Question

URGENT HELP NEEDED!!!

Two train cars are moving towards each other. The loaded car has a mass of 134,000 kg, and is moving north at a speed of 2.9 m/s. The unloaded car has a mass of 22,600 kg, and is moving south at a speed of 0.8 m/s. When the cars collide, they lock together, and move as a single unit. What is the velocity of the cars after they join together?

2.4 m/s north

2.1 m/s north

2.4 m/s south

2.1 m/s south

Answer 1

To find the final velocity of the train cars after they join together, we can use the principle of conservation of momentum.

Step-by-step explanation:

To find the final velocity of the train cars after they join together, we can use the principle of conservation of momentum. The total momentum before the collision is equal to the total momentum after the collision. We can calculate the momentum of each car using the formula: momentum = mass * velocity.

The momentum of the loaded car is (134,000 kg) * (2.9 m/s) = 388,600 kg m/s.

The momentum of the unloaded car is (22,600 kg) * (-0.8 m/s) = -18,080 kg m/s (negative because it is moving in the opposite direction).

Since momentum is conserved, the total momentum after the collision is equal to the total momentum before the collision:

Final momentum = initial momentum of loaded car + initial momentum of unloaded car.

Final momentum = 388,600 kg m/s + (-18,080 kg m/s) = 370,520 kg m/s.

To find the final velocity, we can divide the final momentum by the combined mass of the cars:

Final velocity = final momentum / (mass of loaded car + mass of unloaded car).

Final velocity = 370,520 kg m/s / (134,000 kg + 22,600 kg).

Final velocity = 370,520 kg m/s / 156,600 kg.

Final velocity = 2.36 m/s.

Answer 2

To solve this problem, we need to apply the principle of conservation of momentum, which states that the total momentum of a system remains constant if there is no external force acting on it.

The initial momentum of the loaded car moving north is:

p1 = m1 * v1 = 134,000 kg * 2.9 m/s = 388,600 kg*m/s (north)

The initial momentum of the unloaded car moving south is:

p2 = m2 * v2 = 22,600 kg * (-0.8 m/s) = -18,080 kg*m/s (south)

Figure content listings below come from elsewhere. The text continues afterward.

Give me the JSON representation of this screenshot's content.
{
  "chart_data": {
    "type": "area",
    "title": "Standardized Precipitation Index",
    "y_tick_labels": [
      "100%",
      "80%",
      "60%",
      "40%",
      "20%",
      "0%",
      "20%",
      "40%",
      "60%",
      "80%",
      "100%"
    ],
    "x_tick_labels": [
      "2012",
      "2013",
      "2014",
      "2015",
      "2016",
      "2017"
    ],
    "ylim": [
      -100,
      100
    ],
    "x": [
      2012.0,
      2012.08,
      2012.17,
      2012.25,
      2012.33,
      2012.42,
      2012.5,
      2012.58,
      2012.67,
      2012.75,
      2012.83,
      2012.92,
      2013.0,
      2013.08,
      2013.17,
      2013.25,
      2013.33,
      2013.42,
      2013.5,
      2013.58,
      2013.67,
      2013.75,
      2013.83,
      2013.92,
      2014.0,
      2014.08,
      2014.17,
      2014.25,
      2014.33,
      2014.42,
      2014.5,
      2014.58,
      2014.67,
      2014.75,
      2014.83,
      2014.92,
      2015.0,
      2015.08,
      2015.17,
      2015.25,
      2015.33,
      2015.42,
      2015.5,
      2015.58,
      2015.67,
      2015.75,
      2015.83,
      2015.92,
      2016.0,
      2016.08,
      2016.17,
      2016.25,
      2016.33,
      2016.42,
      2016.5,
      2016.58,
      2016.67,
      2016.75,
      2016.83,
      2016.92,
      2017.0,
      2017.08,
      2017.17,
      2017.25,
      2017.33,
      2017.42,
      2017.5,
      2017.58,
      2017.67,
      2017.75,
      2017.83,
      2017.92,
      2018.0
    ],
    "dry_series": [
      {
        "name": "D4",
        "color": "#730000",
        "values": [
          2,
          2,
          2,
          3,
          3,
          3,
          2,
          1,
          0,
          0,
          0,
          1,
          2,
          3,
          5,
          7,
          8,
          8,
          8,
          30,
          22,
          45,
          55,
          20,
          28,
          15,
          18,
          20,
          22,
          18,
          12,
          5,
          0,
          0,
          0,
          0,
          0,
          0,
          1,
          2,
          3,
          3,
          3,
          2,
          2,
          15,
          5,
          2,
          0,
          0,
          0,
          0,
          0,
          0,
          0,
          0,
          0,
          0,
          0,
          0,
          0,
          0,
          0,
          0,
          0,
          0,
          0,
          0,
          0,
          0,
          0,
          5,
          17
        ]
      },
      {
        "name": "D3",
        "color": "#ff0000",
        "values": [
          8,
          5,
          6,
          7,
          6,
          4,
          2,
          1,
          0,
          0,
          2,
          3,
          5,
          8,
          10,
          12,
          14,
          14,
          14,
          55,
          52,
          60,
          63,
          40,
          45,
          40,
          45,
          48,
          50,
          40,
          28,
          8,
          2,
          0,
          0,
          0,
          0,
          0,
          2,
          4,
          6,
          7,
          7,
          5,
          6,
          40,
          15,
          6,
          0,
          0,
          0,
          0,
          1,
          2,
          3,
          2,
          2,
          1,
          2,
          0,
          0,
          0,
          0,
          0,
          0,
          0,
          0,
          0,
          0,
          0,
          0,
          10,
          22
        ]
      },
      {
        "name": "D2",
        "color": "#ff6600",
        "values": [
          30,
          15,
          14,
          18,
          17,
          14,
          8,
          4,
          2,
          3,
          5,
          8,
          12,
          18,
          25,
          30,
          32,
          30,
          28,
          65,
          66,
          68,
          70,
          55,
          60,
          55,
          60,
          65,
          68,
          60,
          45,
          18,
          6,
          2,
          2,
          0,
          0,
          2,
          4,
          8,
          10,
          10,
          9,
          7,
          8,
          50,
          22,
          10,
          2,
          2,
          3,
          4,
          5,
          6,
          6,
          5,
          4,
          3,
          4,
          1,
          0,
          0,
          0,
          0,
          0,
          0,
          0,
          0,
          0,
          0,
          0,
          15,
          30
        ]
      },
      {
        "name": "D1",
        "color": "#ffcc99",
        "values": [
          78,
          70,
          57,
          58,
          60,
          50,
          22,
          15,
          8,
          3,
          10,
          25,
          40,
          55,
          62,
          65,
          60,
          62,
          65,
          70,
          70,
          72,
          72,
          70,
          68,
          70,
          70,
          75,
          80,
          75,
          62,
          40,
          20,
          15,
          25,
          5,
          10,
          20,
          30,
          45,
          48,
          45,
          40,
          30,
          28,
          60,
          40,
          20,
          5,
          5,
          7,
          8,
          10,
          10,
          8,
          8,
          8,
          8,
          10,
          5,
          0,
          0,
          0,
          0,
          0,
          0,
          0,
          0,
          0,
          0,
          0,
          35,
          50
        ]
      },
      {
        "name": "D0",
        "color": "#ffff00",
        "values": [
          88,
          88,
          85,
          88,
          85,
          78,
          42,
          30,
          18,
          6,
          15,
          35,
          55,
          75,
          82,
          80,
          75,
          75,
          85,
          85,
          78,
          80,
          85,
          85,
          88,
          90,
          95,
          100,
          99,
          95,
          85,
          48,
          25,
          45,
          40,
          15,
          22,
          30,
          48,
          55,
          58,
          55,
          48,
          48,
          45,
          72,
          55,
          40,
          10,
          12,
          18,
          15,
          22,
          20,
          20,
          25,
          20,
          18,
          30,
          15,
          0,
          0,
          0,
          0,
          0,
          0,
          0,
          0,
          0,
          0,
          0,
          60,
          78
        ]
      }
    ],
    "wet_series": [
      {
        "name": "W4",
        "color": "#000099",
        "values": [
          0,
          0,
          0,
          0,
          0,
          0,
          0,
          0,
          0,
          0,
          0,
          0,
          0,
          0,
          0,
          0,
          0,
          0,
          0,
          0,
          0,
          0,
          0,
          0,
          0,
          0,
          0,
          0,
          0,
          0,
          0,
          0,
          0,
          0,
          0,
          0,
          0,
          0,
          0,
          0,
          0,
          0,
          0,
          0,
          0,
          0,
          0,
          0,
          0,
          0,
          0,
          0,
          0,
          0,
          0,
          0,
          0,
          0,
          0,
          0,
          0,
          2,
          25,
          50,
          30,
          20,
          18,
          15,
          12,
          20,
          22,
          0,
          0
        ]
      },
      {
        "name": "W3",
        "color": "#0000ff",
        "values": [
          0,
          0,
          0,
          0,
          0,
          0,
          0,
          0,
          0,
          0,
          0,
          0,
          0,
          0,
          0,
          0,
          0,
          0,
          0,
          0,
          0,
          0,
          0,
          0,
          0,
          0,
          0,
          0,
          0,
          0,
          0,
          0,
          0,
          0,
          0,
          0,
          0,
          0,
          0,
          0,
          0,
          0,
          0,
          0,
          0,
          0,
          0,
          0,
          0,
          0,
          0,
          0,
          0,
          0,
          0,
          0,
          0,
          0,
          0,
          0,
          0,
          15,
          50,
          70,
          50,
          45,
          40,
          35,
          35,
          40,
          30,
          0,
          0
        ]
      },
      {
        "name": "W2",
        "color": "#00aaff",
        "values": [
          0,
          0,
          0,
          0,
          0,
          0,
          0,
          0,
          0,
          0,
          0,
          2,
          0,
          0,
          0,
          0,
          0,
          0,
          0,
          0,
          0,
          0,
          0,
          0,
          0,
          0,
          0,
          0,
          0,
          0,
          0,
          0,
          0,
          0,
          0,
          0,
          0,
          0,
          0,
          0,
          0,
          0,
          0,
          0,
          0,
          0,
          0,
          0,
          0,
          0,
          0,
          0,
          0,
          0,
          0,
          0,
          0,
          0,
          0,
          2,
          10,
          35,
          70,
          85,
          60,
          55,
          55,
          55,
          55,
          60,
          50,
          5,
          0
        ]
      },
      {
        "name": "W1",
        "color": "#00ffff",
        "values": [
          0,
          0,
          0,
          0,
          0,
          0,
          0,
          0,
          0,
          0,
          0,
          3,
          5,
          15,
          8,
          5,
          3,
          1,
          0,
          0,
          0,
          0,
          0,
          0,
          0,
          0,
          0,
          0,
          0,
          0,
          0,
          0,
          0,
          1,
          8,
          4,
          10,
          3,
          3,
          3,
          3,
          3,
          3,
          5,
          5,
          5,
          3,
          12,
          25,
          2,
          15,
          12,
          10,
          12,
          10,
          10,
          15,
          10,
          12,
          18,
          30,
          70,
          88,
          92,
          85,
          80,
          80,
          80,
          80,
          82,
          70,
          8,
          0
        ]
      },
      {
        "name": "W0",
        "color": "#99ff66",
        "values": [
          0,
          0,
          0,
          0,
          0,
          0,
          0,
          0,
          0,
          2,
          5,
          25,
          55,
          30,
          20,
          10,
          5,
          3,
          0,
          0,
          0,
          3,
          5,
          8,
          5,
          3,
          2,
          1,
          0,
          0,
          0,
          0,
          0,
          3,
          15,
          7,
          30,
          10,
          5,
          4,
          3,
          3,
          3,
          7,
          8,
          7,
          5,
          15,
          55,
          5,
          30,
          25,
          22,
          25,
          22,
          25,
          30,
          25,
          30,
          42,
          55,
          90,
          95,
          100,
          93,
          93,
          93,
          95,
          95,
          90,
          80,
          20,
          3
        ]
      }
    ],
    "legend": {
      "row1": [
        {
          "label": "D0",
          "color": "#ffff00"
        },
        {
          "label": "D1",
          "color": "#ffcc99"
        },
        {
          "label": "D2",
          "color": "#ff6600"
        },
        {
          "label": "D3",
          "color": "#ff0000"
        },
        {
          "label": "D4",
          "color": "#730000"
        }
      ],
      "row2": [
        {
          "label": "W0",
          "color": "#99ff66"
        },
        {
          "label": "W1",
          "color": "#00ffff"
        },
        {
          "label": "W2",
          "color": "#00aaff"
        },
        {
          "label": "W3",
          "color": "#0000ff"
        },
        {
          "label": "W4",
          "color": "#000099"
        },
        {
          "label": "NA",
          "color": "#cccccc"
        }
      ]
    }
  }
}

Note that we have used a negative velocity for the unloaded car, as it is moving in the opposite direction to the positive direction we have chosen (north).

When the cars collide, they lock together and move as a single unit. The final momentum of the joined cars is:

p = (m1 + m2) * v

where v is the final velocity of the joined cars.

Since the momentum is conserved, we can set the initial and final momenta equal:

p1 + p2 = (m1 + m2) * v

Substituting the values we have calculated:

388,600 kgm/s - 18,080 kgm/s = (134,000 kg + 22,600 kg) * v

370,520 kg*m/s = 156,600 kg * v

v = 2.366 m/s (north)

Therefore, the velocity of the cars after they join together is 2.4m/s north.

Note that this answer is between the initial velocities of the two cars, which makes sense since the collision causes the cars to slow down and move together in the north direction.